Let X denote the gambler's winnings (which could be negative!) when she quits.

• Find the probability distribution of X, i.e., find p(x)=P[X=x] for every real number x.
• Find P[X>0].
• Are you convinced that the strategy is indeed a "winning" strategy? Explain your answer.
• The queen of England is said to have a net worth of about 400 million dollars. If she commits to play the martingale strategy until she either wins $1, betting on Red every time and doubling her bet each time Red does not appear (as in steps 1-4 above, continuing indefinitely), or loses everything, what is the probability that she wins $1? What is the probability she loses $400,000,000? What is the expectation of her gain?

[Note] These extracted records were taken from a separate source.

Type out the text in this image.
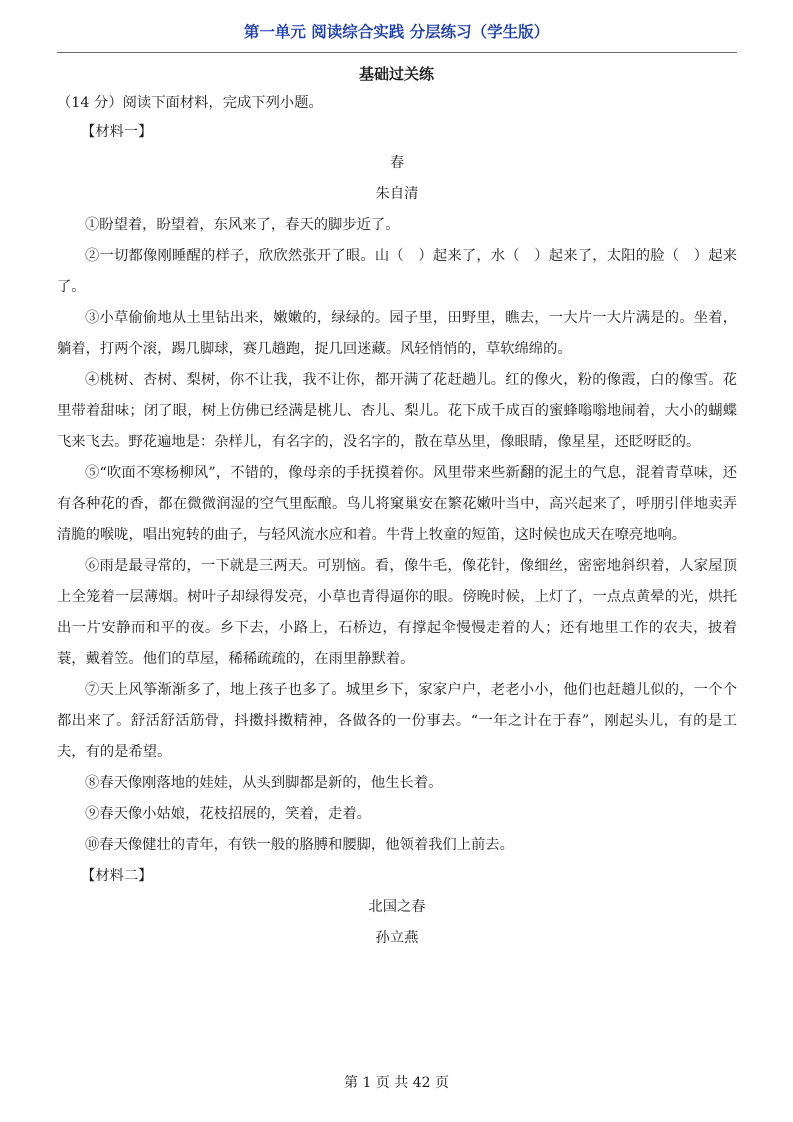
第一单元 阅读综合实践 分层练习（学生版）
基础过关练

（14 分）阅读下面材料，完成下列小题。

【材料一】

春

朱自清

①盼望着，盼望着，东风来了，春天的脚步近了。

②一切都像刚睡醒的样子，欣欣然张开了眼。山（　）起来了，水（　）起来了，太阳的脸（　）起来了。

③小草偷偷地从土里钻出来，嫩嫩的，绿绿的。园子里，田野里，瞧去，一大片一大片满是的。坐着，躺着，打两个滚，踢几脚球，赛几趟跑，捉几回迷藏。风轻悄悄的，草软绵绵的。

④桃树、杏树、梨树，你不让我，我不让你，都开满了花赶趟儿。红的像火，粉的像霞，白的像雪。花里带着甜味；闭了眼，树上仿佛已经满是桃儿、杏儿、梨儿。花下成千成百的蜜蜂嗡嗡地闹着，大小的蝴蝶飞来飞去。野花遍地是：杂样儿，有名字的，没名字的，散在草丛里，像眼睛，像星星，还眨呀眨的。

⑤“吹面不寒杨柳风”，不错的，像母亲的手抚摸着你。风里带来些新翻的泥土的气息，混着青草味，还有各种花的香，都在微微润湿的空气里酝酿。鸟儿将窠巢安在繁花嫩叶当中，高兴起来了，呼朋引伴地卖弄清脆的喉咙，唱出宛转的曲子，与轻风流水应和着。牛背上牧童的短笛，这时候也成天在嘹亮地响。

⑥雨是最寻常的，一下就是三两天。可别恼。看，像牛毛，像花针，像细丝，密密地斜织着，人家屋顶上全笼着一层薄烟。树叶子却绿得发亮，小草也青得逼你的眼。傍晚时候，上灯了，一点点黄晕的光，烘托出一片安静而和平的夜。乡下去，小路上，石桥边，有撑起伞慢慢走着的人；还有地里工作的农夫，披着蓑，戴着笠。他们的草屋，稀稀疏疏的，在雨里静默着。

⑦天上风筝渐渐多了，地上孩子也多了。城里乡下，家家户户，老老小小，他们也赶趟儿似的，一个个都出来了。舒活舒活筋骨，抖擞抖擞精神，各做各的一份事去。“一年之计在于春”，刚起头儿，有的是工夫，有的是希望。

⑧春天像刚落地的娃娃，从头到脚都是新的，他生长着。

⑨春天像小姑娘，花枝招展的，笑着，走着。

⑩春天像健壮的青年，有铁一般的胳膊和腰脚，他领着我们上前去。

【材料二】

北国之春

孙立燕

第 1 页 共 42 页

For #1, I found that for x = $1, P(X=x) is 1 - (20/38)^4 and that for x = -$15, P(X=x) is (20/38)^4.

For #2, is the P[X>0] just the same as P(X=1)?

I need help getting started with 3 and 4.

Thanks!

 

[DrPhil]

One popular strategy for gambling on roulette, the "martingale," gives a very high probability of a positive outcome. Here's how it works, for a gambler who starts with a stake of $15. In the US roulette wheels have 38 equally-likely outcomes, 18 each Redand Black and two Green (European wheels have 37 outcomes, with only one Green). Themartingale strategy is to double the bet after each loss:

• Bet $1 on Red. If Red appears (US probability 18/38), quit with winnings $1. Otherwise,
• Bet $2 on Red. If Red appears (US probability 18/38 again), quit with winnings -$1+$2=$1. Otherwise,
• Bet $4 on Red. If Red appears, quit with winnings -$1-$2+$4=$1. Otherwise,
• Bet $8 on Red. If Red appears, quit with winnings -$1-$2-$4+$8=$1. Otherwise,
• You're broke, so you have to quit anyway with total winnings -$1-$2-$4-$8= -$15. Hitchhike home.

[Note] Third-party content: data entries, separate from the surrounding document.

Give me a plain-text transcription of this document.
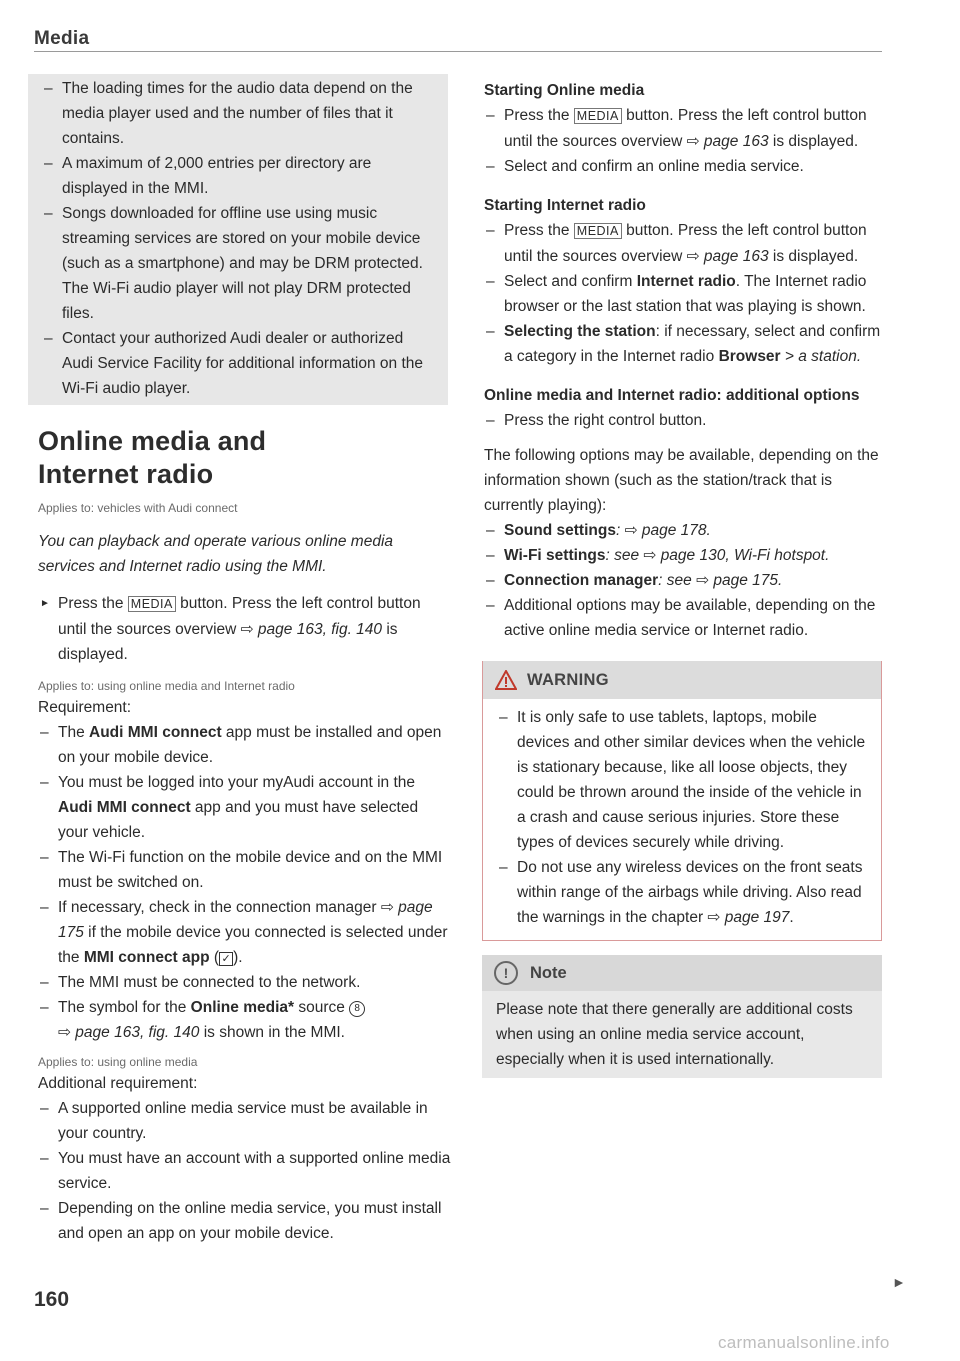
Media
– The loading times for the audio data depend on the media player used and the number of files that it contains.
– A maximum of 2,000 entries per directory are displayed in the MMI.
– Songs downloaded for offline use using music streaming services are stored on your mobile device (such as a smartphone) and may be DRM protected. The Wi-Fi audio player will not play DRM protected files.
– Contact your authorized Audi dealer or authorized Audi Service Facility for additional information on the Wi-Fi audio player.
Online media and
Internet radio
Applies to: vehicles with Audi connect
You can playback and operate various online media services and Internet radio using the MMI.
► Press the MEDIA button. Press the left control button until the sources overview ⇨ page 163, fig. 140 is displayed.
Applies to: using online media and Internet radio
Requirement:
– The Audi MMI connect app must be installed and open on your mobile device.
– You must be logged into your myAudi account in the Audi MMI connect app and you must have selected your vehicle.
– The Wi-Fi function on the mobile device and on the MMI must be switched on.
– If necessary, check in the connection manager ⇨ page 175 if the mobile device you connected is selected under the MMI connect app ( ✓ ).
– The MMI must be connected to the network.
– The symbol for the Online media* source 8
⇨ page 163, fig. 140 is shown in the MMI.
Applies to: using online media
Additional requirement:
– A supported online media service must be available in your country.
– You must have an account with a supported online media service.
– Depending on the online media service, you must install and open an app on your mobile device.
Starting Online media
– Press the MEDIA button. Press the left control button until the sources overview ⇨ page 163 is displayed.
– Select and confirm an online media service.
Starting Internet radio
– Press the MEDIA button. Press the left control button until the sources overview ⇨ page 163 is displayed.
– Select and confirm Internet radio. The Internet radio browser or the last station that was playing is shown.
– Selecting the station: if necessary, select and confirm a category in the Internet radio Browser > a station.
Online media and Internet radio: additional options
– Press the right control button.
The following options may be available, depending on the information shown (such as the station/track that is currently playing):
– Sound settings: ⇨ page 178.
– Wi-Fi settings: see ⇨ page 130, Wi-Fi hotspot.
– Connection manager: see ⇨ page 175.
– Additional options may be available, depending on the active online media service or Internet radio.
WARNING
– It is only safe to use tablets, laptops, mobile devices and other similar devices when the vehicle is stationary because, like all loose objects, they could be thrown around the inside of the vehicle in a crash and cause serious injuries. Store these types of devices securely while driving.
– Do not use any wireless devices on the front seats within range of the airbags while driving. Also read the warnings in the chapter ⇨ page 197.
!	Note
Please note that there generally are additional costs when using an online media service account, especially when it is used internationally.
►
160
carmanualsonline.info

Let X denote the gambler's winnings (which could be negative!) when she quits.

• Find the probability distribution of X, i.e., find p(x)=P[X=x] for every real number x.
• Find P[X>0].
• Are you convinced that the strategy is indeed a "winning" strategy? Explain your answer.
• The queen of England is said to have a net worth of about 400 million dollars. If she commits to play the martingale strategy until she either wins $1, betting on Red every time and doubling her bet each time Red does not appear (as in steps 1-4 above, continuing indefinitely), or loses everything, what is the probability that she wins $1? What is the probability she loses $400,000,000? What is the expectation of her gain?

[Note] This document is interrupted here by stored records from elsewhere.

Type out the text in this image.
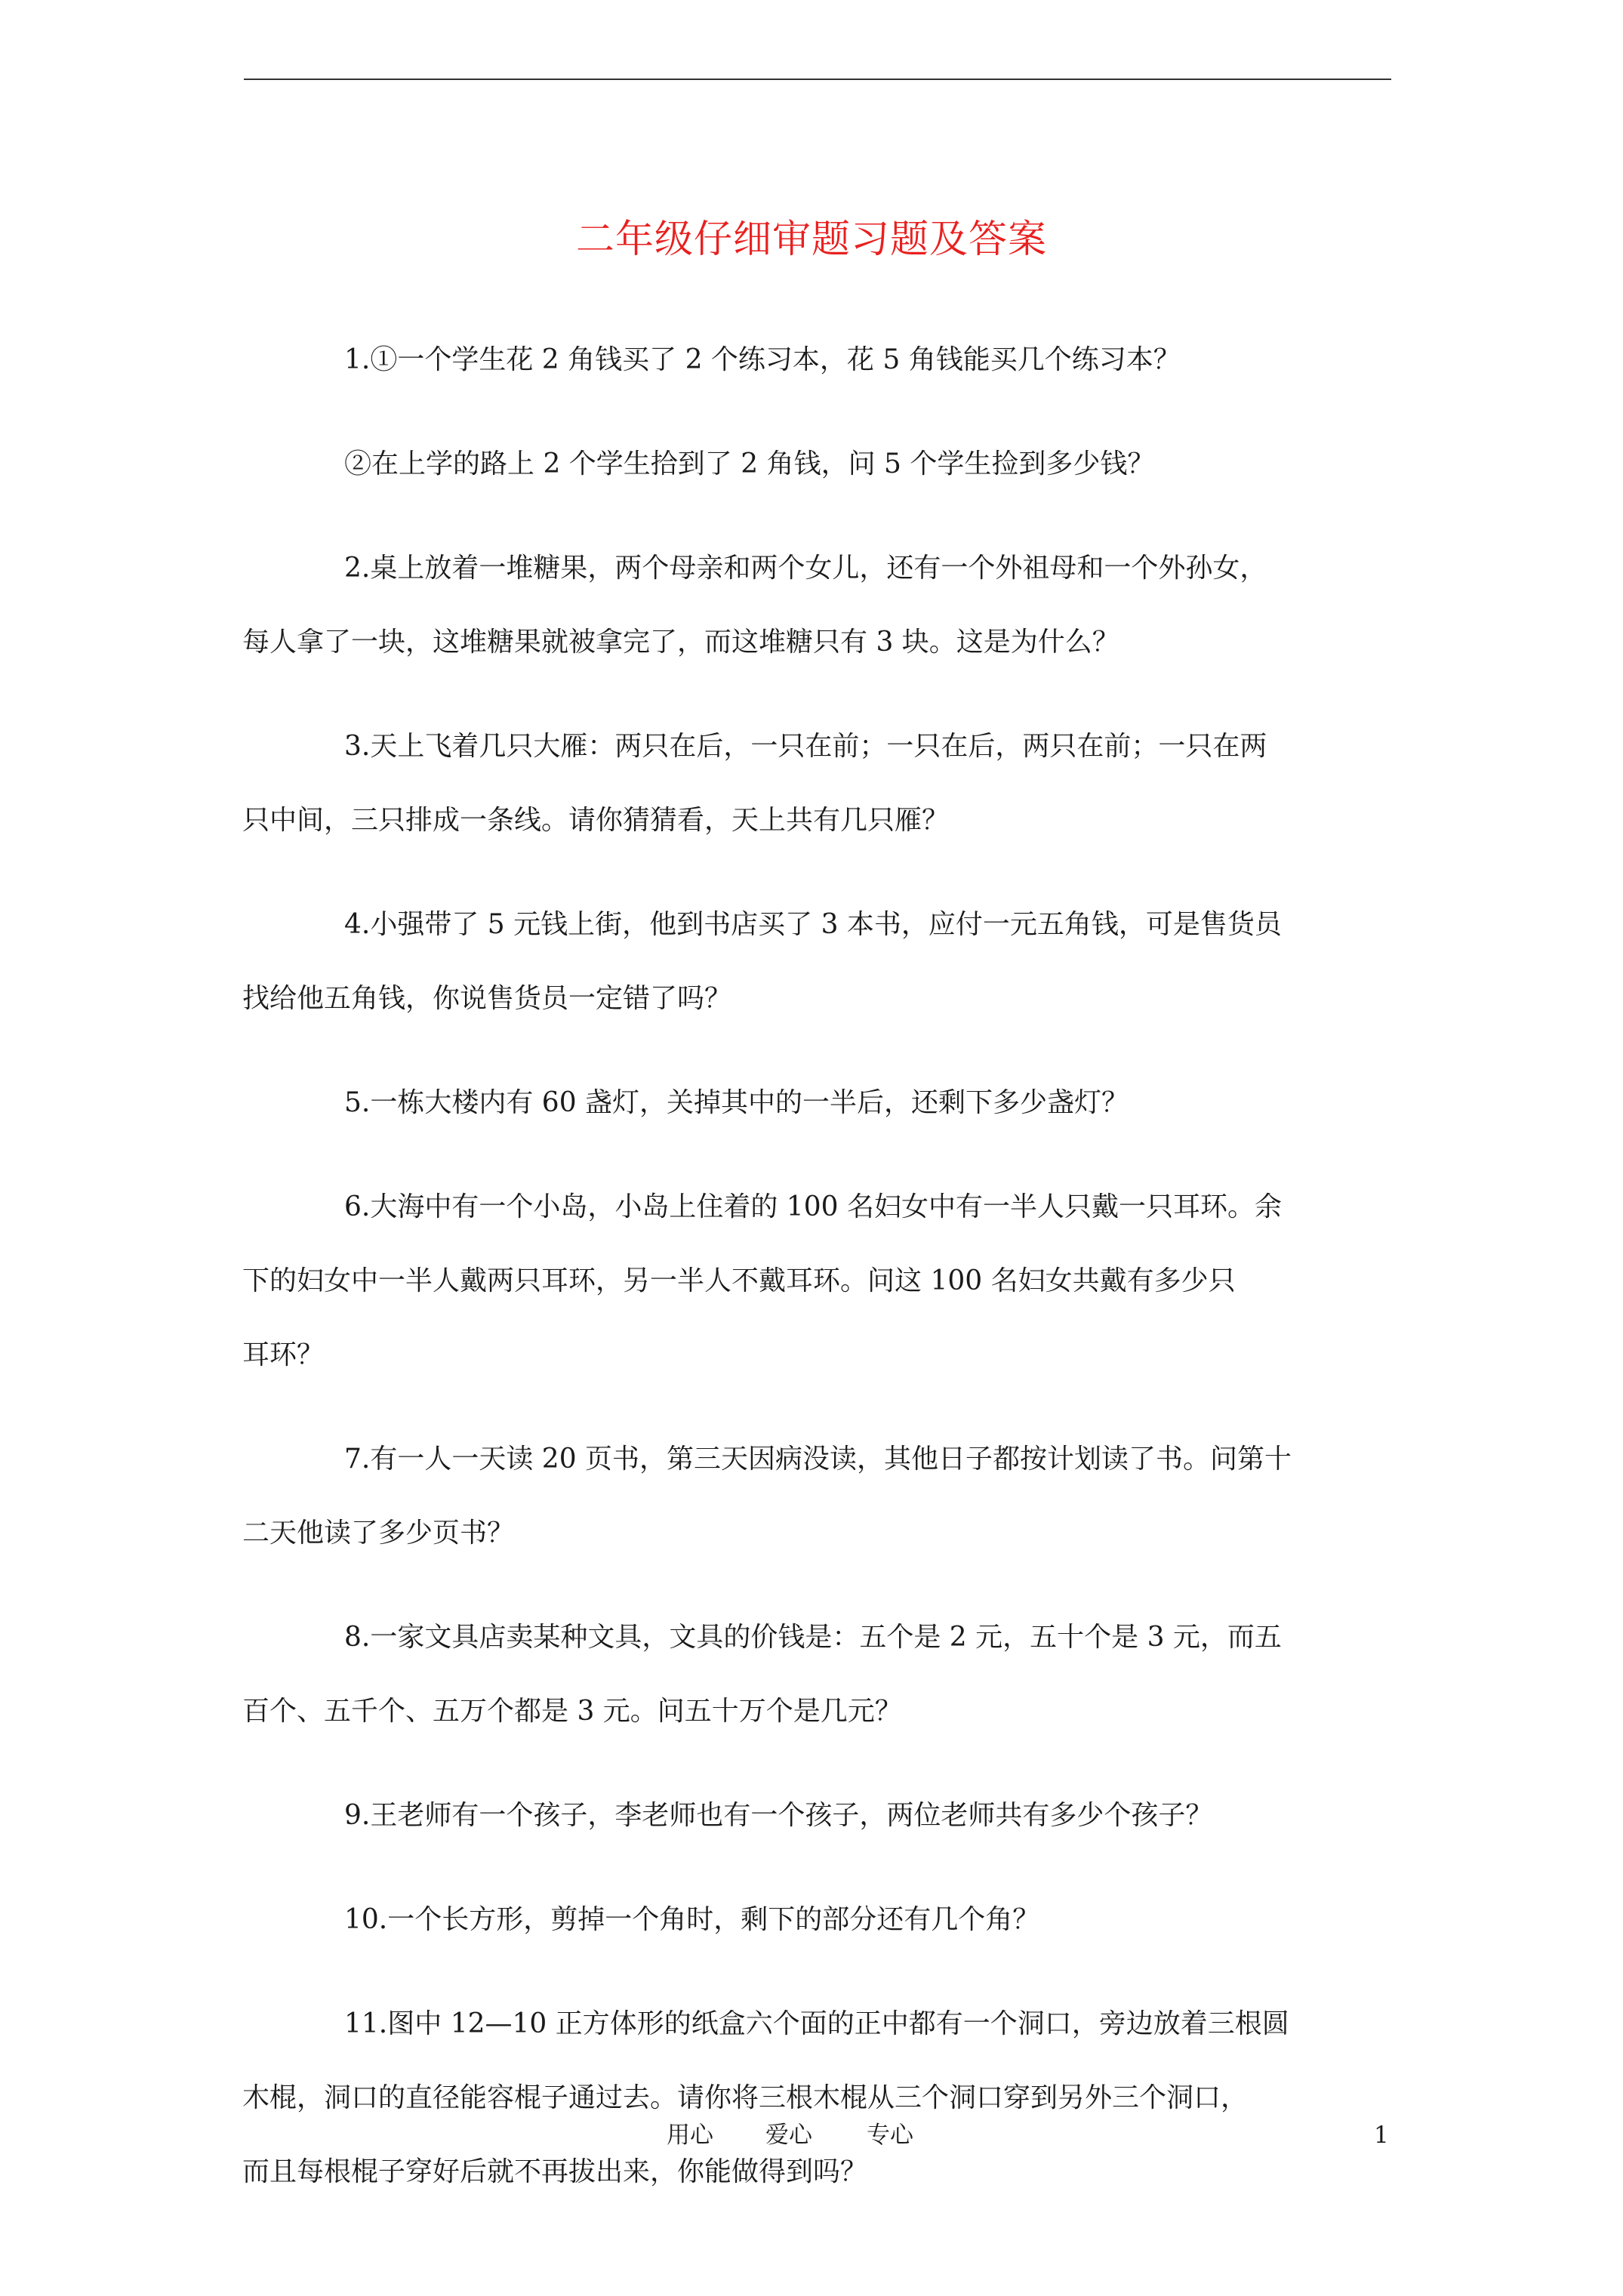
二年级仔细审题习题及答案

1.①一个学生花 2 角钱买了 2 个练习本，花 5 角钱能买几个练习本？

②在上学的路上 2 个学生拾到了 2 角钱，问 5 个学生捡到多少钱？

2.桌上放着一堆糖果，两个母亲和两个女儿，还有一个外祖母和一个外孙女，

每人拿了一块，这堆糖果就被拿完了，而这堆糖只有 3 块。这是为什么？

3.天上飞着几只大雁：两只在后，一只在前；一只在后，两只在前；一只在两

只中间，三只排成一条线。请你猜猜看，天上共有几只雁？

4.小强带了 5 元钱上街，他到书店买了 3 本书，应付一元五角钱，可是售货员

找给他五角钱，你说售货员一定错了吗？

5.一栋大楼内有 60 盏灯，关掉其中的一半后，还剩下多少盏灯？

6.大海中有一个小岛，小岛上住着的 100 名妇女中有一半人只戴一只耳环。余

下的妇女中一半人戴两只耳环，另一半人不戴耳环。问这 100 名妇女共戴有多少只

耳环？

7.有一人一天读 20 页书，第三天因病没读，其他日子都按计划读了书。问第十

二天他读了多少页书？

8.一家文具店卖某种文具，文具的价钱是：五个是 2 元，五十个是 3 元，而五

百个、五千个、五万个都是 3 元。问五十万个是几元？

9.王老师有一个孩子，李老师也有一个孩子，两位老师共有多少个孩子？

10.一个长方形，剪掉一个角时，剩下的部分还有几个角？

11.图中 12—10 正方体形的纸盒六个面的正中都有一个洞口，旁边放着三根圆

木棍，洞口的直径能容棍子通过去。请你将三根木棍从三个洞口穿到另外三个洞口，

而且每根棍子穿好后就不再拔出来，你能做得到吗？

用心 爱心 专心	1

For #1, I found that for x = $1, P(X=x) is 1 - (20/38)^4 and that for x = -$15, P(X=x) is (20/38)^4.

For #2, is the P[X>0] just the same as P(X=1)?

I need help getting started with 3 and 4.

Thanks!

P(red) on any single spin is p=18/38,
and P(not red) = q = 20/38.

You show the probability of "no red" in four trials is q^4 = 0.0767, in which case you suffer a loss of $15.
The probability of having a red before going broke is 1 - q^4 = 0.923, in which case you gain $1.

The expectation value is the sum of those two possibilities: $1 - (q^4)($16) = - $0.23

If you have a large enough bankroll that you are willing to risk, then the number of trials increases logarithmically. If you have $400,000,000, then n=28 (2^28 = 268,435,456 = largest power of 2 in 4×10^8). The probability og having 28 non-red in a row is q^28 = 1.57×10^-8, so you are "almost sure to win a $. BUT because of the huge amount risked, the expectation value is
E = $1 - (q^n) × $1(2^n) = - $3.20

 

[sillybuffalo]

Another question, for #2, I found that P[X>0] to just be 1 - q^4 = 0.923. Is this correct? The answer is just a repeat of #1, which is making me wary.

 

[DrPhil]

Another question, for #2, I found that P[X>0] to just be 1 - q^4 = 0.923. Is this correct? The answer is just a repeat of #1, which is making me wary.

I don't fully understand what your variable X is. It appears tht X can hve only two values, either +$1 or -$15. If that is the case, then P(X>0) = P(X=1)

Are you using a negative binomial distribution? If so, you can look at the exact distribution of number of trials before the first red.